Quant au jeûneur qui dort, s'il lui sort du maniyy dans le rêve, son jeûne n'est pas rompu, contrairement à la sortie du maniyy par masturbation ou par contact, de façon délibérée et sans que cela ait lieu par oubli.

Celui qui a un rapport sexuel durant un jour de Ramadan délibérément, en se rappelant le jeûne et de son propre choix, même si à la suite de cela il ne sort pas de maniyy, son jeûne est annulé. Quant à celui qui fait le rapport par oubli, il n'annule pas son jeûne et ne doit pas de rattrapage.

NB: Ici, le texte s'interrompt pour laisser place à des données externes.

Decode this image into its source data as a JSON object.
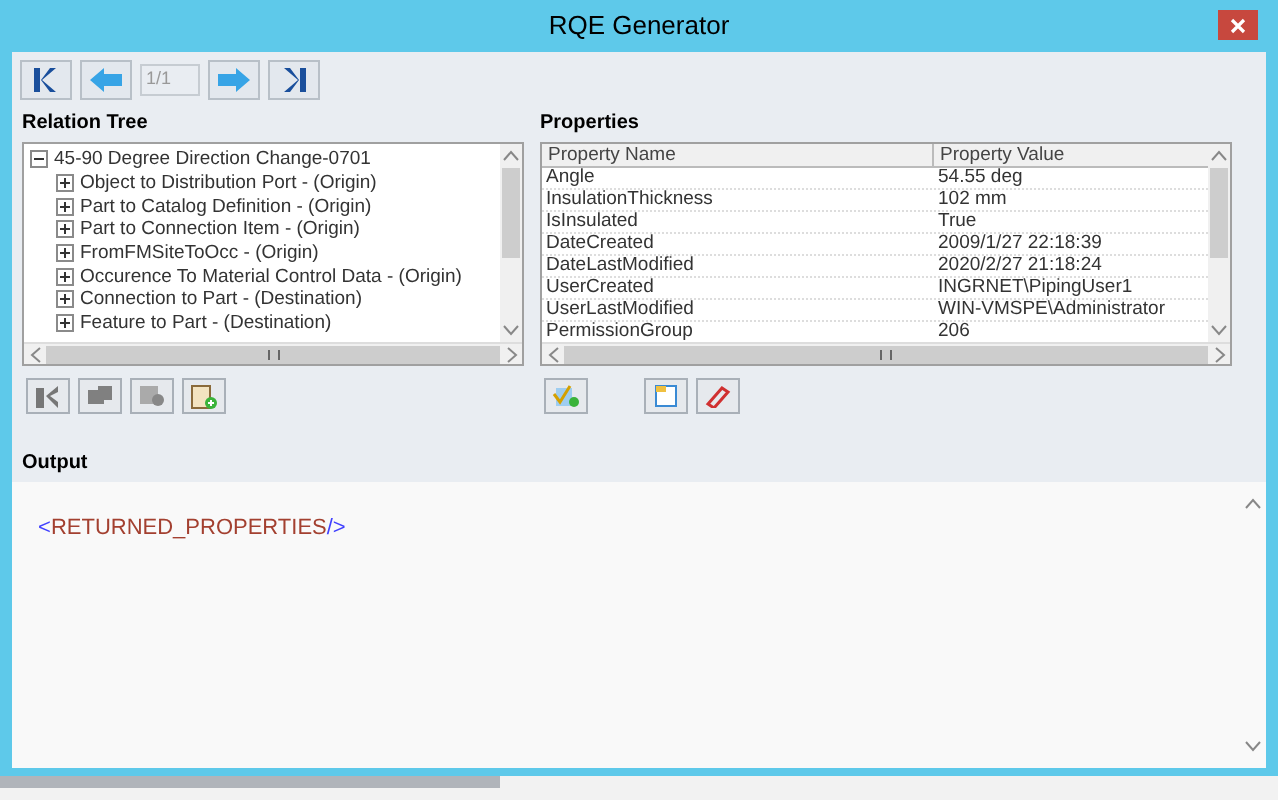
{
  "window": {
    "title": "RQE Generator"
  },
  "navigator": {
    "page": "1/1"
  },
  "relation_tree": {
    "label": "Relation Tree",
    "items": [
      {
        "label": "45-90 Degree Direction Change-0701",
        "expanded": true,
        "children": [
          {
            "label": "Object to Distribution Port - (Origin)",
            "expanded": false
          },
          {
            "label": "Part to Catalog Definition - (Origin)",
            "expanded": false
          },
          {
            "label": "Part to Connection Item - (Origin)",
            "expanded": false
          },
          {
            "label": "FromFMSiteToOcc - (Origin)",
            "expanded": false
          },
          {
            "label": "Occurence To Material Control Data - (Origin)",
            "expanded": false
          },
          {
            "label": "Connection to Part - (Destination)",
            "expanded": false
          },
          {
            "label": "Feature to Part - (Destination)",
            "expanded": false
          }
        ]
      }
    ]
  },
  "properties": {
    "label": "Properties",
    "columns": [
      "Property Name",
      "Property Value"
    ],
    "rows": [
      [
        "Angle",
        "54.55 deg"
      ],
      [
        "InsulationThickness",
        "102 mm"
      ],
      [
        "IsInsulated",
        "True"
      ],
      [
        "DateCreated",
        "2009/1/27 22:18:39"
      ],
      [
        "DateLastModified",
        "2020/2/27 21:18:24"
      ],
      [
        "UserCreated",
        "INGRNET\\PipingUser1"
      ],
      [
        "UserLastModified",
        "WIN-VMSPE\\Administrator"
      ],
      [
        "PermissionGroup",
        "206"
      ]
    ]
  },
  "output": {
    "label": "Output",
    "tokens": [
      {
        "kind": "bracket",
        "text": "<"
      },
      {
        "kind": "name",
        "text": "RETURNED_PROPERTIES"
      },
      {
        "kind": "bracket",
        "text": "/>"
      }
    ]
  }
}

D'autre part, celui qui s'est réveillé jounoub d'un rapport ou autre, il fait le jeûne de ce jour et fait le ghousl - la grande ablution - pour la prière. D'après ^A'ichah, que Allah l'agrée, elle a dit :

«كان رسول الله يدركه الفجر و هو جنب من أهله ثم يغتسل و يصوم »

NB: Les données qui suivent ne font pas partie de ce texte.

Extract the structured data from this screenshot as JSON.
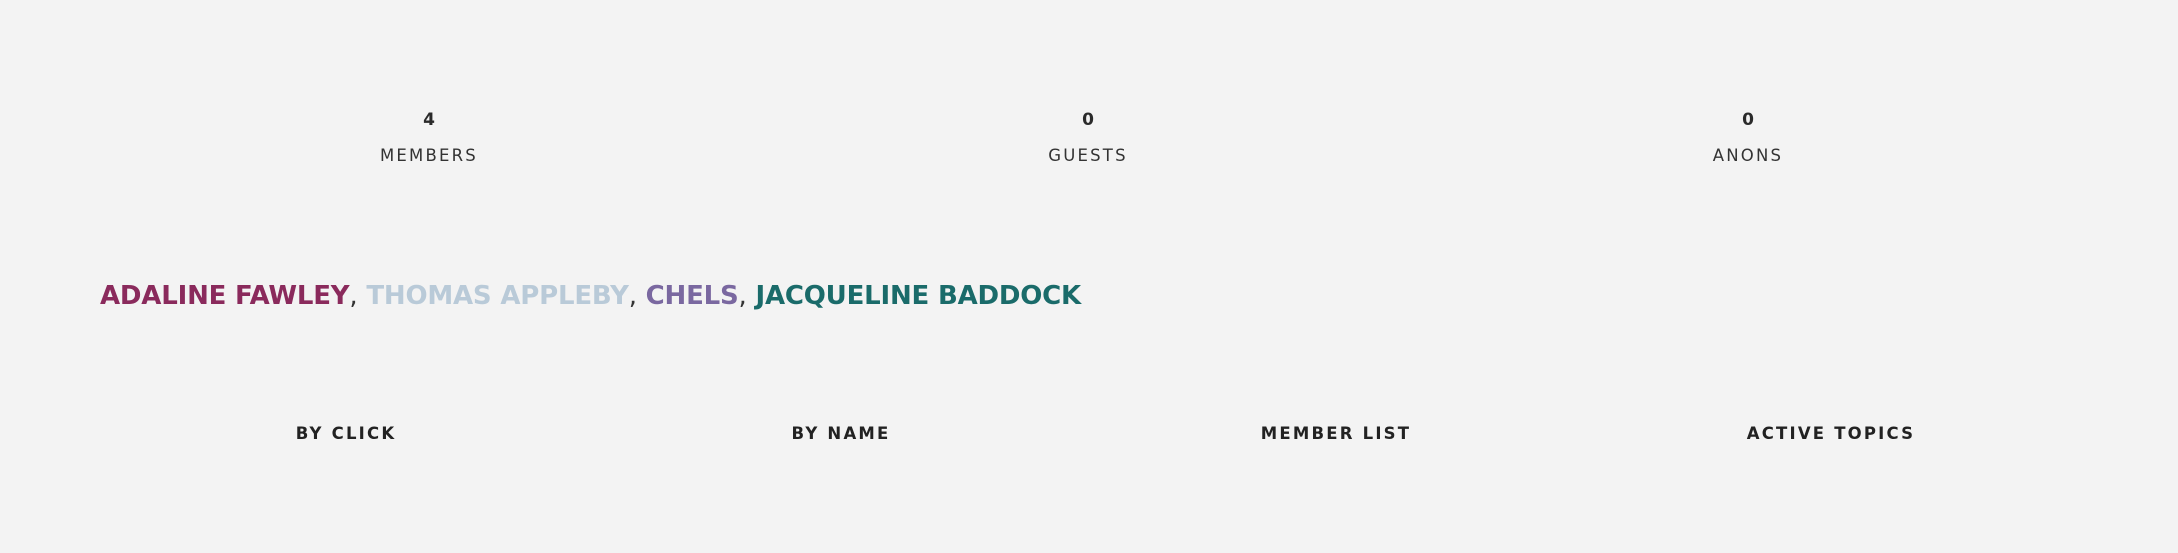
{
  "stats": [
    {
      "count": "4",
      "label": "MEMBERS"
    },
    {
      "count": "0",
      "label": "GUESTS"
    },
    {
      "count": "0",
      "label": "ANONS"
    }
  ],
  "online_members": [
    {
      "name": "ADALINE FAWLEY",
      "color": "#8a2a5c"
    },
    {
      "name": "THOMAS APPLEBY",
      "color": "#b9cad8"
    },
    {
      "name": "CHELS",
      "color": "#7a68a0"
    },
    {
      "name": "JACQUELINE BADDOCK",
      "color": "#1a6b6a"
    }
  ],
  "separator": ",",
  "links": [
    {
      "label": "BY CLICK"
    },
    {
      "label": "BY NAME"
    },
    {
      "label": "MEMBER LIST"
    },
    {
      "label": "ACTIVE TOPICS"
    }
  ]
}
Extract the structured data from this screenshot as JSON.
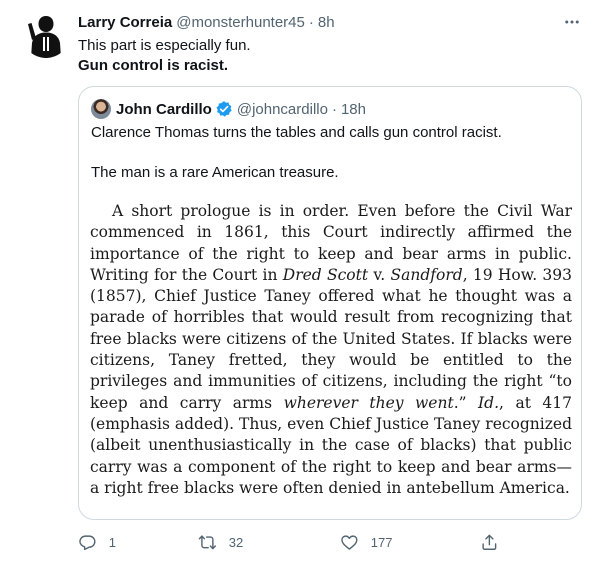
{
  "tweet": {
    "author_name": "Larry Correia",
    "author_handle": "@monsterhunter45",
    "separator": "·",
    "time": "8h",
    "line1": "This part is especially fun.",
    "line2": "Gun control is racist."
  },
  "quoted": {
    "author_name": "John Cardillo",
    "author_handle": "@johncardillo",
    "separator": "·",
    "time": "18h",
    "text1": "Clarence Thomas turns the tables and calls gun control racist.",
    "text2": "The man is a rare American treasure.",
    "excerpt": {
      "part1": "A short prologue is in order. Even before the Civil War commenced in 1861, this Court indirectly affirmed the importance of the right to keep and bear arms in public. Writing for the Court in ",
      "case_name": "Dred Scott",
      "v": " v. ",
      "case_name2": "Sandford",
      "part2": ", 19 How. 393 (1857), Chief Justice Taney offered what he thought was a parade of horribles that would result from recognizing that free blacks were citizens of the United States. If blacks were citizens, Taney fretted, they would be entitled to the privileges and immunities of citizens, including the right “to keep and carry arms ",
      "emph": "wherever they went",
      "part3": ".” ",
      "id": "Id.",
      "part4": ", at 417 (emphasis added). Thus, even Chief Justice Taney recognized (albeit unenthusiastically in the case of blacks) that public carry was a component of the right to keep and bear arms—a right free blacks were often denied in antebellum America."
    }
  },
  "actions": {
    "reply_count": "1",
    "retweet_count": "32",
    "like_count": "177"
  },
  "icons": {
    "more": "more-icon",
    "verified": "verified-badge-icon",
    "reply": "reply-icon",
    "retweet": "retweet-icon",
    "like": "heart-icon",
    "share": "share-icon"
  },
  "colors": {
    "text_primary": "#0f1419",
    "text_secondary": "#536471",
    "verified_blue": "#1d9bf0",
    "border": "#cfd9de"
  }
}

[rapporté par Al-Boukhariyy] ce qui signifie : « Le Messager de Allah était atteint par l'aube alors qu'il était jounoub de sa femme puis il faisait le ghousl et il faisait le jeûne ».

Parmi les choses encore qui rompent le jeûne, il y a se retrouver dans la mécréance. La prononciation délibérée signifie qu'elle n'est pas prononcée par lapsus, qu'elle ait été dite en plaisantant ou étant en colère, de plein gré  que ce soit en se rappelant le jeûne ou non. En effet, aucun acte d'adoration n'est valable de la part d'un mécréant.

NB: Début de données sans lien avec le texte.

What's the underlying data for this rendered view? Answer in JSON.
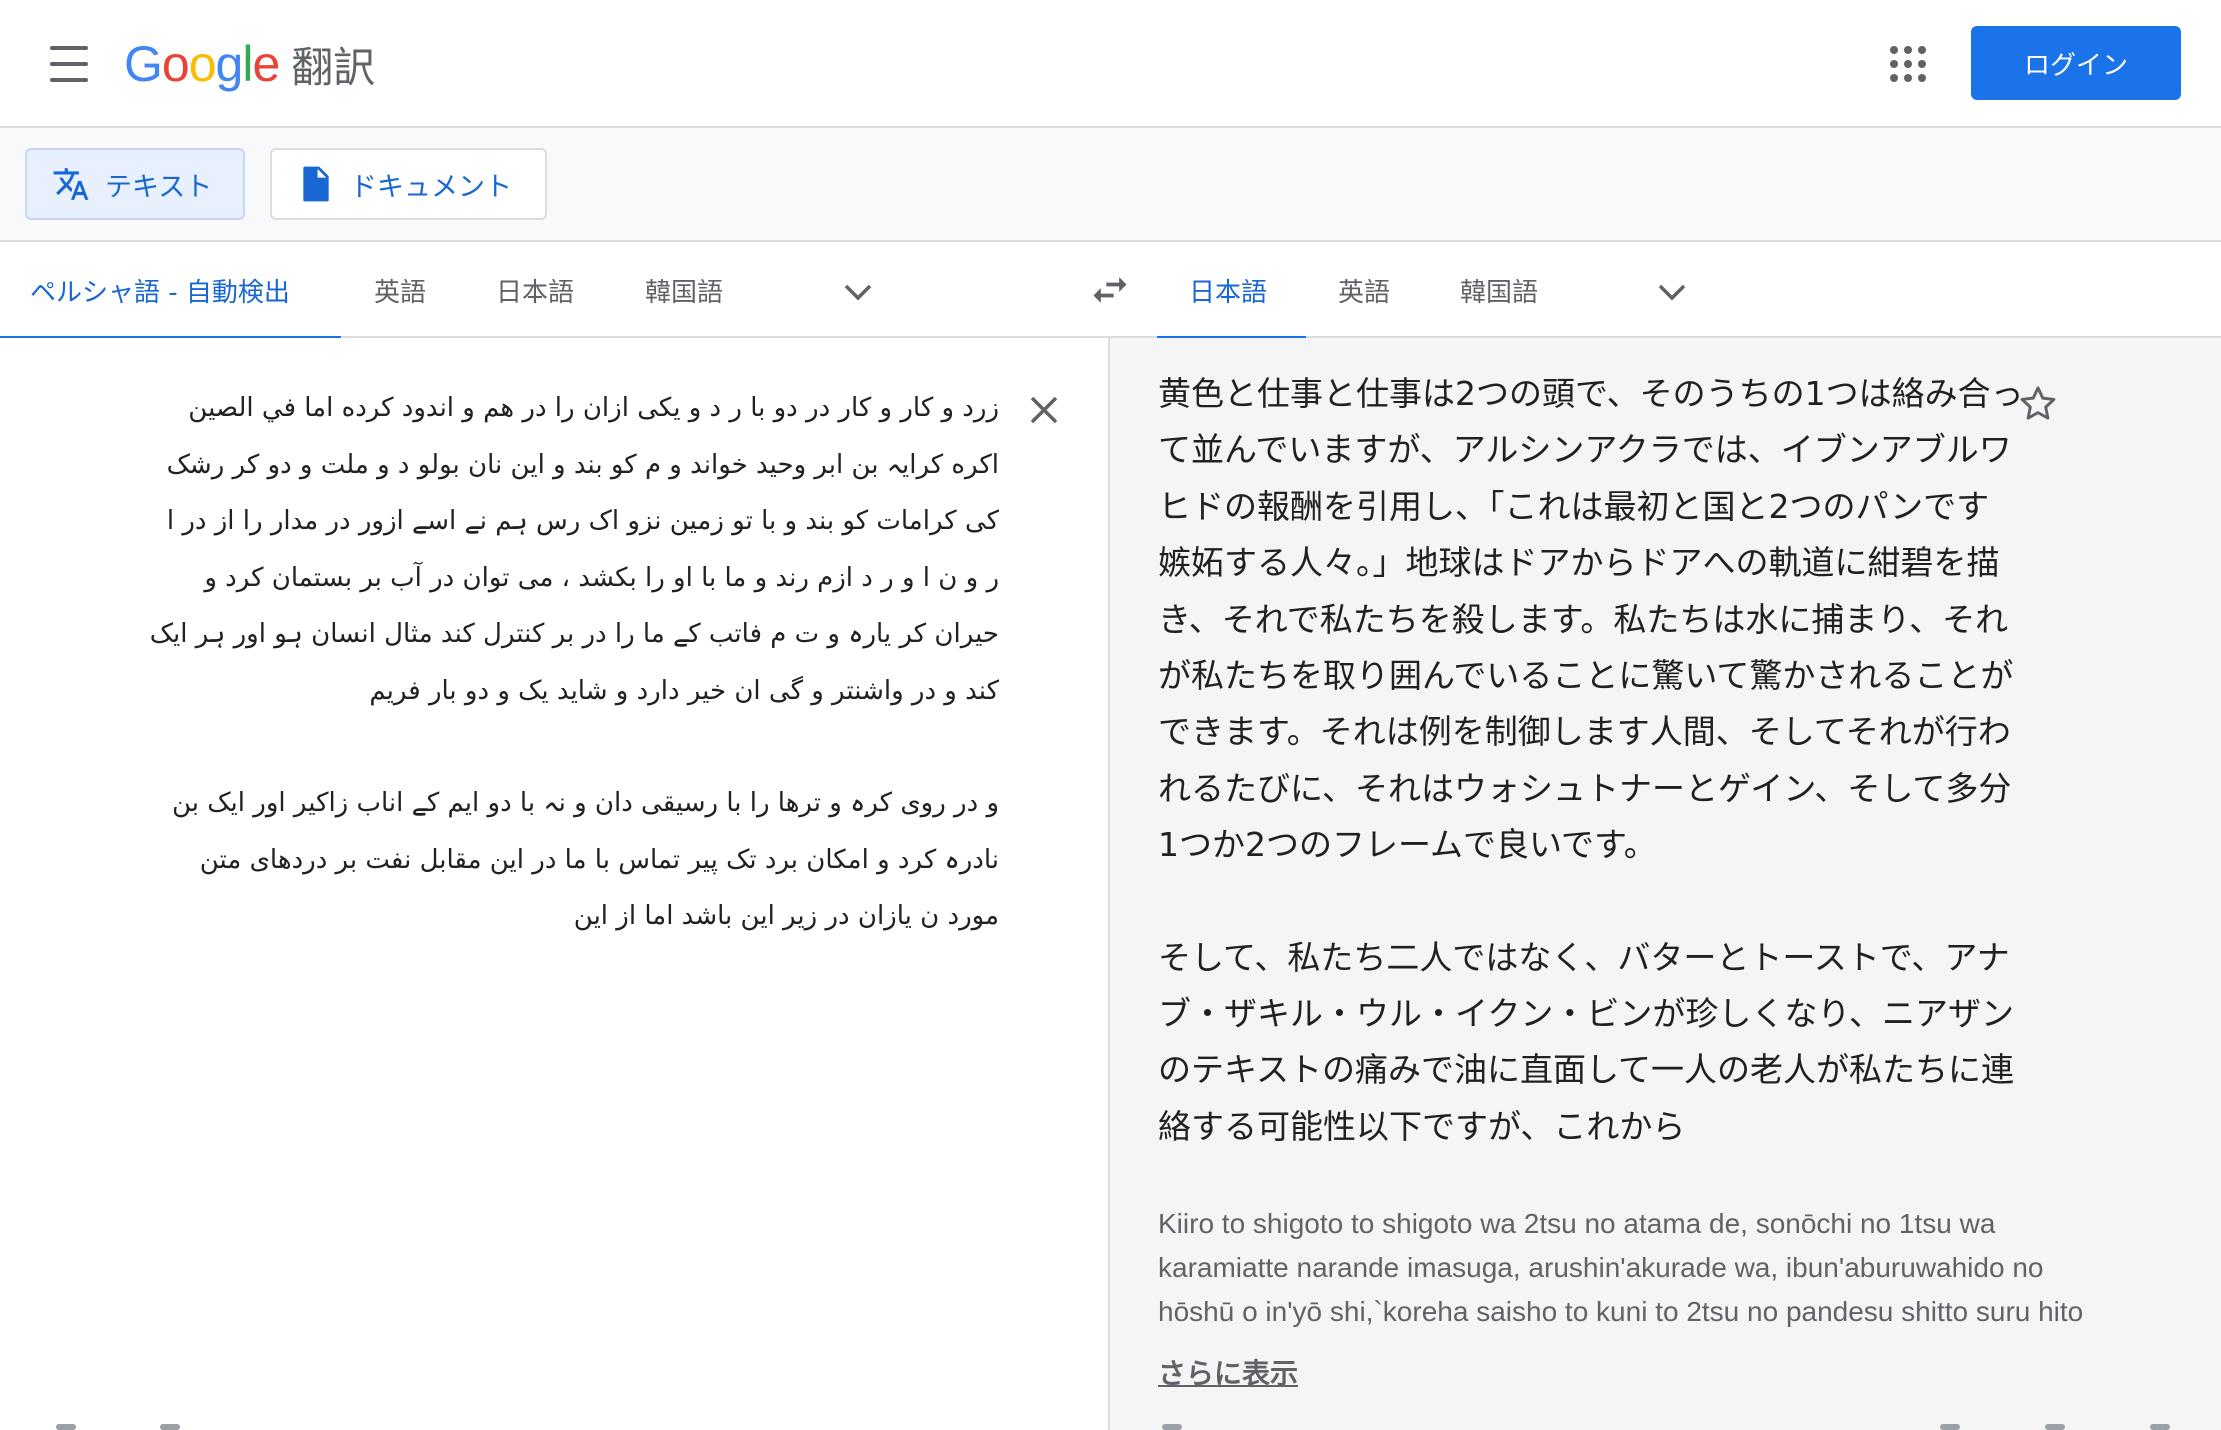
{
  "header": {
    "logo_letters": [
      {
        "ch": "G",
        "color": "#4285F4"
      },
      {
        "ch": "o",
        "color": "#EA4335"
      },
      {
        "ch": "o",
        "color": "#FBBC05"
      },
      {
        "ch": "g",
        "color": "#4285F4"
      },
      {
        "ch": "l",
        "color": "#34A853"
      },
      {
        "ch": "e",
        "color": "#EA4335"
      }
    ],
    "product_name": "翻訳",
    "login_label": "ログイン",
    "menu_icon": "hamburger-menu-icon",
    "apps_icon": "apps-grid-icon"
  },
  "modes": {
    "text_label": "テキスト",
    "document_label": "ドキュメント"
  },
  "source_langs": {
    "detected": "ペルシャ語 - 自動検出",
    "lang1": "英語",
    "lang2": "日本語",
    "lang3": "韓国語"
  },
  "target_langs": {
    "lang1": "日本語",
    "lang2": "英語",
    "lang3": "韓国語"
  },
  "source": {
    "para1": [
      "زرد و کار و کار در دو با ر د و یکی ازان را در هم و اندود کرده اما في الصين",
      "اکره کرایہ بن ابر وحید خواند و م کو بند و این نان بولو د و ملت و دو کر رشک",
      "کی کرامات کو بند و با تو زمین نزو اک رس ہم نے اسے ازور در مدار را از در ا",
      "ر و ن ا و ر د ازم رند و ما با او را بکشد ، می توان در آب بر بستمان کرد و",
      "حیران کر یارہ و ت م فاتب کے ما را در بر کنترل کند مثال انسان ہو اور ہر ایک",
      "کند و در واشنتر و گی ان خیر دارد و شاید یک و دو بار فریم"
    ],
    "para2": [
      "و در روی کرہ و ترها را با رسیقی دان و نہ با دو ایم کے اناب زاکیر اور ایک بن",
      "نادرہ کرد و امکان برد تک پیر تماس با ما در این مقابل نفت بر دردهای متن",
      "مورد ن یازان در زیر این باشد اما از این"
    ]
  },
  "translation": {
    "para1": [
      "黄色と仕事と仕事は2つの頭で、そのうちの1つは絡み合っ",
      "て並んでいますが、アルシンアクラでは、イブンアブルワ",
      "ヒドの報酬を引用し、「これは最初と国と2つのパンです",
      "嫉妬する人々。」地球はドアからドアへの軌道に紺碧を描",
      "き、それで私たちを殺します。私たちは水に捕まり、それ",
      "が私たちを取り囲んでいることに驚いて驚かされることが",
      "できます。それは例を制御します人間、そしてそれが行わ",
      "れるたびに、それはウォシュトナーとゲイン、そして多分",
      "1つか2つのフレームで良いです。"
    ],
    "para2": [
      "そして、私たち二人ではなく、バターとトーストで、アナ",
      "ブ・ザキル・ウル・イクン・ビンが珍しくなり、ニアザン",
      "のテキストの痛みで油に直面して一人の老人が私たちに連",
      "絡する可能性以下ですが、これから"
    ],
    "romaji": [
      "Kiiro to shigoto to shigoto wa 2tsu no atama de, sonōchi no 1tsu wa",
      "karamiatte narande imasuga, arushin'akurade wa, ibun'aburuwahido no",
      "hōshū o in'yō shi,`koreha saisho to kuni to 2tsu no pandesu shitto suru hito"
    ],
    "show_more": "さらに表示"
  },
  "colors": {
    "accent": "#1a73e8",
    "accent_text": "#1967d2",
    "icon_gray": "#5f6368"
  }
}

Quant au fait d'embrasser l'épouse avec désir, il est interdit s'il craint l'émission de maniyy et il est dit que c'est déconseillée. Toutefois, il n'annule pas le jeûne lorsqu'il n'entraîne pas la sortie du maniyy. Par ailleurs, la parole qui signifie (cinq choses annulent le jeûne : le regard interdit, le mensonge, la médisance, rapporter les paroles des uns aux autres pour semer la discorde et le baiser), cette parole n'a aucun fondement et a été attribuée mensongèrement au Prophète, salla l-Lahou ^alayhi wa sallam. Certaines de ces choses annulent cependant la récompense du jeûne, comme le fait de rapporter les paroles des uns aux autres pour semer la discorde.

Celui qui a rompu un jour de jeûne de Ramadan sans excuse valable selon la religion s'est chargé d'un péché et du rattrapage immédiatement après Ramadan et le jour de la fête.

La louange est à Allah, le Créateur du monde.